---
title: Nextcloud & Collabora
description: How to configure a properly working setup using Traefik
published: true
date: 2020-05-07T11:33:22.135Z
tags: 
---

# Requirements

Our setup relies heavily on `traefik` and won't work without it.
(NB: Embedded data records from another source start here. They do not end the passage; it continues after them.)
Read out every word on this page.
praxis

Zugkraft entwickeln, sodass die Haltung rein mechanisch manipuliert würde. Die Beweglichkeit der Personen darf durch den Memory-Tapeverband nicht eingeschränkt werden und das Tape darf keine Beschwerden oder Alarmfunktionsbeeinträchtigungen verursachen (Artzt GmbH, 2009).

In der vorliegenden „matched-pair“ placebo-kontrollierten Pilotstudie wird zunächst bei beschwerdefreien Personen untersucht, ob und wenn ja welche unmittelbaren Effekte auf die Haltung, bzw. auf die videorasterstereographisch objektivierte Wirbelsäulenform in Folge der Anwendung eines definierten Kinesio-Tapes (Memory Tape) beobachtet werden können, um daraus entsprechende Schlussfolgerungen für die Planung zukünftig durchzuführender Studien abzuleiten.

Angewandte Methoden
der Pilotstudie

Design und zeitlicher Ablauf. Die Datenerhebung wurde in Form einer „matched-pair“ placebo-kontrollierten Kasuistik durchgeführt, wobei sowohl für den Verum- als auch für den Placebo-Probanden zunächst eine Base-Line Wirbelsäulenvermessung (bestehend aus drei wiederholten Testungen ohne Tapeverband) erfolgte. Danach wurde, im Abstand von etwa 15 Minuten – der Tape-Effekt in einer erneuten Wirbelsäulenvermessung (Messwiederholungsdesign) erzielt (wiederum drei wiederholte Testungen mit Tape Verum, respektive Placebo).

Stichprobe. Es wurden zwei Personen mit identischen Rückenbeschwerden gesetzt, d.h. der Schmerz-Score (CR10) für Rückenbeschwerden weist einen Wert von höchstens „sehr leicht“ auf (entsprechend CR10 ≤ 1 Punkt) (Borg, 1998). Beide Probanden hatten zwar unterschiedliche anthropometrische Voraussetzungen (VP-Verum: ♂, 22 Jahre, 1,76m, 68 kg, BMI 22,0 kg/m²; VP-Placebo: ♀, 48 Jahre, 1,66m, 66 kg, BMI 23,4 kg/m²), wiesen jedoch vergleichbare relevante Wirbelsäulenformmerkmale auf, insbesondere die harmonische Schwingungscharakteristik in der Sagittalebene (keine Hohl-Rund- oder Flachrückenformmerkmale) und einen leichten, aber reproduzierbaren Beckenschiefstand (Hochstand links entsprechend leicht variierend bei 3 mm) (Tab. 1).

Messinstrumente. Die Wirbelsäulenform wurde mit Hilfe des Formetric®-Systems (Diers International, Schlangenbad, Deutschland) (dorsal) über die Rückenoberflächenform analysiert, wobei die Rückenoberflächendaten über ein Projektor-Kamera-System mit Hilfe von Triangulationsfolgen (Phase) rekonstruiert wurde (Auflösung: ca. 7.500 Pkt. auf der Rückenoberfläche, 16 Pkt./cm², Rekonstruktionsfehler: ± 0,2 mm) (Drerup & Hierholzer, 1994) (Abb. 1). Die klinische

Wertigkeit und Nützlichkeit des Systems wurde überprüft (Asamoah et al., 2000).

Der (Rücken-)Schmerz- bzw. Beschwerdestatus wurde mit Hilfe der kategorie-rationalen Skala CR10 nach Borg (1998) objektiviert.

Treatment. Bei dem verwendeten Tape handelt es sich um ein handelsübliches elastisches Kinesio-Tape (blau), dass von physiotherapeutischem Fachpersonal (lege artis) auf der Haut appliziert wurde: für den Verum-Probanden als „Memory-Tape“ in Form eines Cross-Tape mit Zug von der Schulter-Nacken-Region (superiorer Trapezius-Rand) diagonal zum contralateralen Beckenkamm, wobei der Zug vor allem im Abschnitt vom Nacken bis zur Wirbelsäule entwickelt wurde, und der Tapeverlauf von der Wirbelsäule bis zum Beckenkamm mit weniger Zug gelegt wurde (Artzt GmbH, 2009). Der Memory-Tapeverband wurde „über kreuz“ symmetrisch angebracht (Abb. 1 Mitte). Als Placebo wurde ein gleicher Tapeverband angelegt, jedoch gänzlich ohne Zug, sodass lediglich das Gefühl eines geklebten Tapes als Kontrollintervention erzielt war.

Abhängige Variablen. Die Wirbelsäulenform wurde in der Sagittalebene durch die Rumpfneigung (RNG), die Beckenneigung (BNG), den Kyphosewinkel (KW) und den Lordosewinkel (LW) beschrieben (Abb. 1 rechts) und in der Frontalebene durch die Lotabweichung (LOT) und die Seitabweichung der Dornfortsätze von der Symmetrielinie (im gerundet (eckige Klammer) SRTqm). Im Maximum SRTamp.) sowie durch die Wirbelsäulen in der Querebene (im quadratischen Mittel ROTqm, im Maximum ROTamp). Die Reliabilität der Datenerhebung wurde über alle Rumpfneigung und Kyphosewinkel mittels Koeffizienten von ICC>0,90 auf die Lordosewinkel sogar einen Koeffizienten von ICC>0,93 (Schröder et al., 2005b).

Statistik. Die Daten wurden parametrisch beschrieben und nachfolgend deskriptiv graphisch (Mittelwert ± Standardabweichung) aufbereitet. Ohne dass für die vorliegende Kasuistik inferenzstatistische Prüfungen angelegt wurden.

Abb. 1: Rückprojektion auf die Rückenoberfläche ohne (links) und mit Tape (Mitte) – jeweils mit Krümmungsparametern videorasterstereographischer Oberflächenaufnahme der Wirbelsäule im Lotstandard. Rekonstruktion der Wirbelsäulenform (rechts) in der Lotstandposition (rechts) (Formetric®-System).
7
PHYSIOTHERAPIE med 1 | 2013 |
See our traefik configuration page on how to prepare your system to accept this configuration.

# docker-compose.yml

```
version: '3'

services:

  nginx:
    image: nginx:alpine
    restart: unless-stopped
    volumes:
      - ./nginx.conf:/etc/nginx/nginx.conf
      - ./nextcloud:/var/www/html
    labels:
      - traefik.enable=true
      - traefik.http.routers.cloud.entryPoints=web-secure
      - traefik.http.routers.cloud.rule=Host(`cloud.fosc.space`)
      - traefik.http.routers.cloud.tls.certresolver=default
      - traefik.http.routers.cloud.middlewares=cloud@docker
      - traefik.http.middlewares.cloud.headers.customFrameOptionsValue=SAMEORIGIN
      - traefik.http.middlewares.cloud.headers.framedeny=true
      - traefik.http.middlewares.cloud.headers.sslredirect=true
      - traefik.http.middlewares.cloud.headers.stsSeconds=15552000
    depends_on:
      - fpm

  fpm:
    image: nextcloud
    restart: unless-stopped
    volumes:
      - ./nextcloud:/var/www/html
    environment:
      - NEXTCLOUD_TRUSTED_DOMAINS=cloud.fosc.space
      - REDIS_HOST=redis
      - MYSQL_HOST=mariadb
      - MYSQL_USER=nextcloud
      - MYSQL_PASSWORD=hunter2
      - MYSQL_DATABASE=nextcloud
      - NEXTCLOUD_ADMIN_USER=admin
      - NEXTCLOUD_ADMIN_PASSWORD=hunter2
    depends_on:
      - mariadb
      - redis
      - cron

  mariadb:
    image: mariadb
    restart: unless-stopped
    environment:
      - MYSQL_ROOT_PASSWORD=hunter2
      - MYSQL_USER=nextcloud
      - MYSQL_PASSWORD=hunter2
      - MYSQL_DATABASE=nextcloud
    volumes:
      - ./db:/var/lib/mysql

  collabora:
    image: collabora/code
    restart: unless-stopped
    environment:
      - username=admin
      - password=hunter3
      - DONT_GEN_SSL_CERT=true
      - "domain=cloud\\.fosc\\.space"
      - "extra_params=--o:ssl.enable=false --o:ssl.termination=true --o:storage.wopi.host[0]=::ffff:[0-9]+\\.[0-9]+\\.[0-9]+\\.[0-9]+ --o:net.post_allow.host[0]=::ffff:[0-9]+\\.[0-9]+\\.[0-9]+\\.[0-9]+ --o:storage.wopi.host[1]=[0-9]+\\.[0-9]+\\.[0-9]+\\.[0-9]+ --o:net.post_allow.host[1]=[0-9]+\\.[0-9]+\\.[0-9]+\\.[0-9]+ --o:storage.wopi.host[2]=cloud.fosc.space"
    labels:
      - traefik.enable=true
      - traefik.http.routers.coll.entryPoints=web-secure
      - traefik.http.routers.coll.rule=Host(`collabora.fosc.space`)
      - traefik.http.routers.coll.tls.certresolver=default
      - traefik.http.services.coll.loadbalancer.server.port=9980

  redis:
    image: redis:alpine
    restart: unless-stopped

  cron:
    image: nextcloud
    restart: always
    volumes:
      - ./nextcloud:/var/www/html
    entrypoint: /cron.sh
    depends_on:
      - mariadb
      - redis
```

# Nextcloud configuration
Once everything is up and running, install the Collabora plugin for Nextcloud and configure the following in its settings page:

> URL (and Port) of Collabora Online-server:
`https://collabora.fosc.space:443`
{.is-info}

# Quirks
> To get rid of the secure proxy warning, add a `NEXTCLOUD_TRUSTED_PROXIES` entry to Nextcloud's config.php with your host's hostname or IP address. For some reason, this configuration is not exposed via environment variables and cannot be fixed from docker-compose.